The immunohistochemical study reported here is, to our knowledge, the first in which a comparative evaluation of Hsp10, Hsp60, Hsp70, and Hsp90 levels was carried out with biopsies from tubular adenoma cases taken by us as examples of large bowel pre-neoplastic lesions. In the literature, there are several studies on cancer and Hsps in which comparisons were made but only between normal and neoplastic tissues.
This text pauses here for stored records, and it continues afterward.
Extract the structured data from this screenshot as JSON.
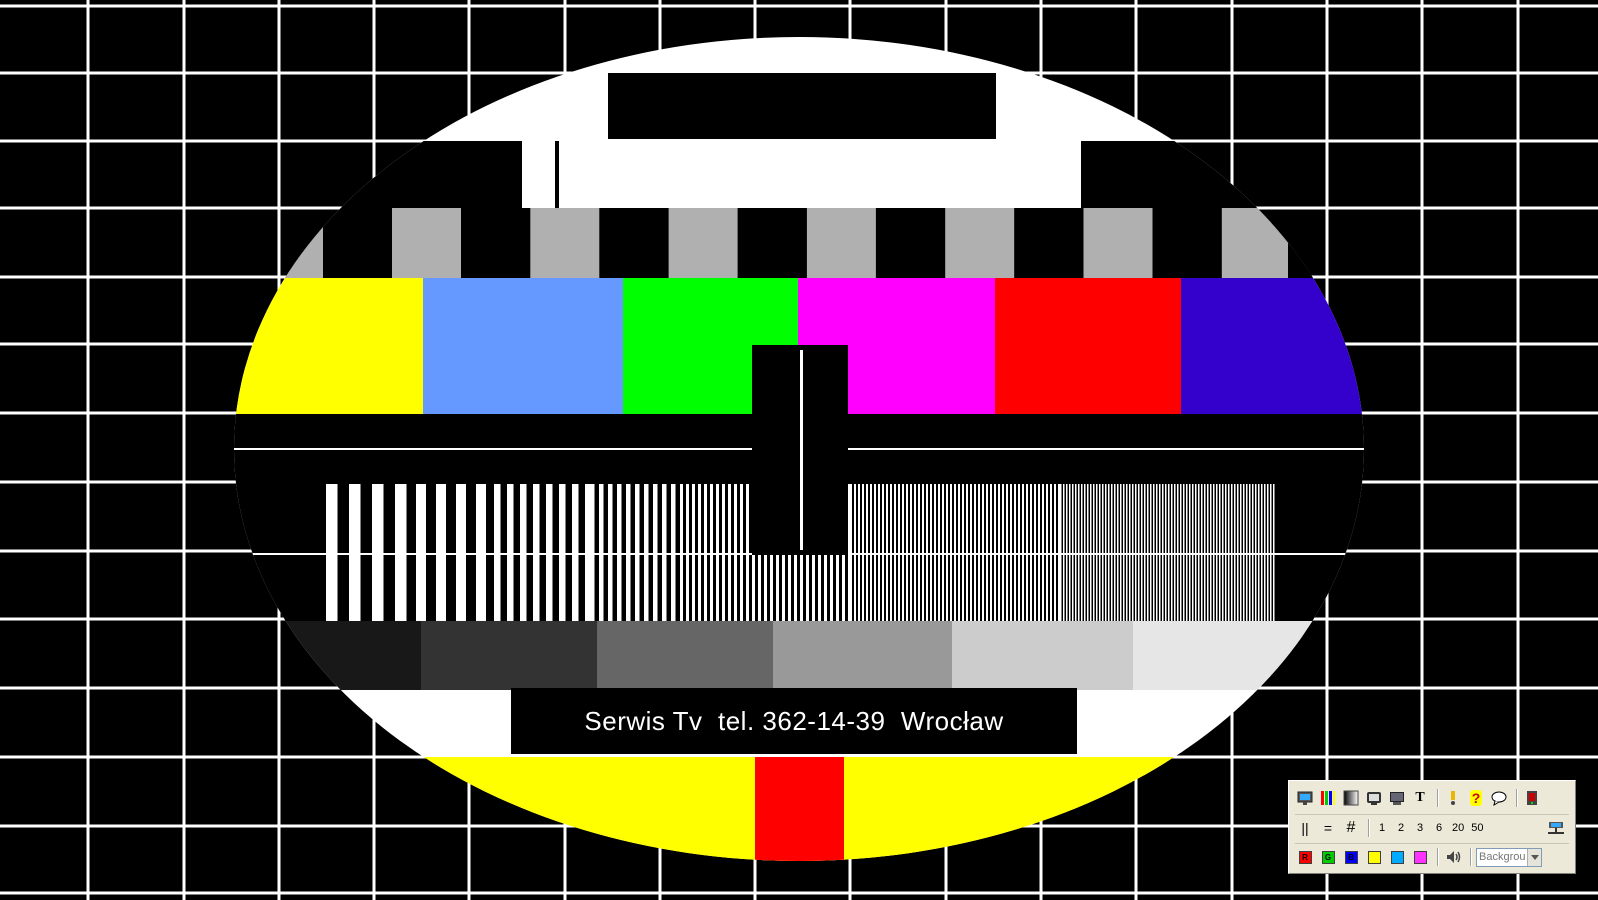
{
  "caption": "Serwis Tv  tel. 362-14-39  Wrocław",
  "colors": {
    "background": "#000000",
    "grid": "#ffffff",
    "disc": "#ffffff",
    "gray_block": "#b0b0b0",
    "color_bars": [
      "#ffff00",
      "#6699ff",
      "#00ff00",
      "#ff00ff",
      "#ff0000",
      "#3300cc"
    ],
    "gray_steps": [
      "#181818",
      "#333333",
      "#666666",
      "#999999",
      "#cccccc",
      "#e6e6e6"
    ],
    "bottom_yellow": "#ffff00",
    "bottom_red": "#ff0000"
  },
  "toolbar": {
    "row1": [
      {
        "name": "monitor-icon",
        "symbol": "monitor"
      },
      {
        "name": "color-bars-icon",
        "symbol": "bars"
      },
      {
        "name": "gradient-icon",
        "symbol": "gradient"
      },
      {
        "name": "tv-icon",
        "symbol": "tv"
      },
      {
        "name": "display-icon",
        "symbol": "display"
      },
      {
        "name": "text-icon",
        "symbol": "T"
      },
      {
        "name": "info-icon",
        "symbol": "info"
      },
      {
        "name": "help-icon",
        "symbol": "?"
      },
      {
        "name": "speech-icon",
        "symbol": "speech"
      },
      {
        "name": "exit-icon",
        "symbol": "exit"
      }
    ],
    "row2_lines": [
      "||",
      "=",
      "#"
    ],
    "row2_numbers": [
      "1",
      "2",
      "3",
      "6",
      "20",
      "50"
    ],
    "row2_right_icon": "network-icon",
    "row3_colors": [
      {
        "label": "R",
        "color": "#ff0000"
      },
      {
        "label": "G",
        "color": "#00cc00"
      },
      {
        "label": "B",
        "color": "#0000ff"
      },
      {
        "label": "",
        "color": "#ffff00"
      },
      {
        "label": "",
        "color": "#00aaff"
      },
      {
        "label": "",
        "color": "#ff33ff"
      }
    ],
    "row3_sound_icon": "speaker-icon",
    "background_select": {
      "value": "Backgrou",
      "arrow_icon": "chevron-down-icon"
    }
  }
}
Our results show that among the four Hsps studied, only Hsp10 and Hsp60 levels are higher in both epithelial and lamina propria layers of pre-neoplastic as well as in cancer lesions compared to normal mucosa. Therefore, we hypothesize that these molecules are involved in the very early steps of carcinogenesis in the large bowel. For this reason, Hsp10 and Hsp60 are not only promising candidates as diagnostic biomarkers, but they should also be taken into consideration in the design of therapeutic means aiming at the chaperones.